Mom told me how frustrating it was to try and please him.

“I can’t seem to do anything good enough for him,” she said. “Not the laundry or the cooking. He doesn’t even like the music I play for him on the piano.” Then she stopped talking for a minute, put down her dish towel, and looked straight at me.

“I guess you know how that feels, huh?”

The switch happened so suddenly that I didn’t catch on at first, but as she stood there waiting for me to answer, I realized what Mom was getting at. It wasn’t the first time she’d admitted being too hard on me, but for the first time, her words sank down into the soft flesh of a new heart, rather than bouncing off its old bitter edge.

“I know what you mean, Mom,” I finally answered. “But I’m sure Papaw loves you very much, and he really does appreciate all you do for him—even if he’s not very good at showing it right now.”

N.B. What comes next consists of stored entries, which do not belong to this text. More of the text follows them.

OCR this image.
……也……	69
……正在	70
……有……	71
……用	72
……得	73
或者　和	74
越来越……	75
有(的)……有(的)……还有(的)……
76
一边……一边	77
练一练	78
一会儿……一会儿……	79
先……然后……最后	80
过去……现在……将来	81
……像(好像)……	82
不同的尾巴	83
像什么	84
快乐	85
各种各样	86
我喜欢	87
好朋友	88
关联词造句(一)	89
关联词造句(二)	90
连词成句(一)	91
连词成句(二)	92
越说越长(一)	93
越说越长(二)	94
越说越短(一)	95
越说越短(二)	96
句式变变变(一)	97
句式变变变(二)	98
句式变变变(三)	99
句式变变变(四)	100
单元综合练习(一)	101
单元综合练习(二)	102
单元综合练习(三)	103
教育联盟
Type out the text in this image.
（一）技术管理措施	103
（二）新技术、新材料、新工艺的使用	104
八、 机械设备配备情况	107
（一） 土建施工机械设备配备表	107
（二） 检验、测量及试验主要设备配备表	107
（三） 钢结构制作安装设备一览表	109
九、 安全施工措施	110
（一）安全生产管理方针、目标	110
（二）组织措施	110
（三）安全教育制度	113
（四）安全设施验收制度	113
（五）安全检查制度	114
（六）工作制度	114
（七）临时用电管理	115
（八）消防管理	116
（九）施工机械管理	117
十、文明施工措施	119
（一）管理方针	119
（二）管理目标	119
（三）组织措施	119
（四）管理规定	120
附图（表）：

Our relationship was not instantly repaired, as it’s not easy work, transforming a mother/daughter relationship into one where we’re sisters in Christ. I’m sure I’ll have a hard time getting used to it myself one day, when my own daughter stops being the little girl in the silver picture frame on my desk and begins walking away, down the road toward her one true image.

Forgiveness takes time, and it took awhile for me to stop treating Mom like she owed me something. I had to remind myself, again and again, every time I remembered harsh words from her—those words were like cheap coins and paper bills I’d been holding onto, but there was no longer a need to spend them. No one else was standing there, waiting for me to turn around and pay for something; it was OK to let my debts go.

Once I loosened my grip and the bad memories began to slide out, I started remembering more of the good things about Mom. Like the times I saw her in the mornings drinking coffee, still dressed in her velvet, purple robe, sitting in a rocking chair and reading her Bible; the times I heard her sing, at home and in church. I remembered how she wrapped her tired arms around me. I tasted the food of love and life she served me, how she kept on putting all of us kids first. I remembered the softness of her lips against my cheek as she kissed me goodnight. Her love for me had been real. Over and over, day in and day out, she cooked, cleaned, and held our little family together the best she could—while Dad faced one church turmoil after another.

When we were kids Mom used to tell us a story about a mom who loved her little boy so much that she tucked him in every night, for his whole life, even when he grew up and moved away from home. The mother in the story always sang this one song over and over for her son, and when Mom got to that part in the story she’d sing her own version of the song to us.

After Sam was born someone gave us a book that tells the same story. It’s called Love You Forever, and every time I read it, I remember Mom’s alto voice singing that melody.1 It’s a great memory to have back on my good side, with me in her lap, as she sits in her rocking chair, humming, until we both fall asleep.

I’ll love you forever

I’ll like you for always

As long as I’m living,

My momma you’ll be.

The grace we’ve been shown only begets more grace. The forgiveness Jesus gives me for not being perfect frees me up to let others be imperfect as well—others like my Mom, who was only ever guilty of doing the best she could, just like I do with my kids.


  1. Robert N. Munsch and Sheila McGraw, Love You Forever (Buffalo, NY: Firefly Books, 1986).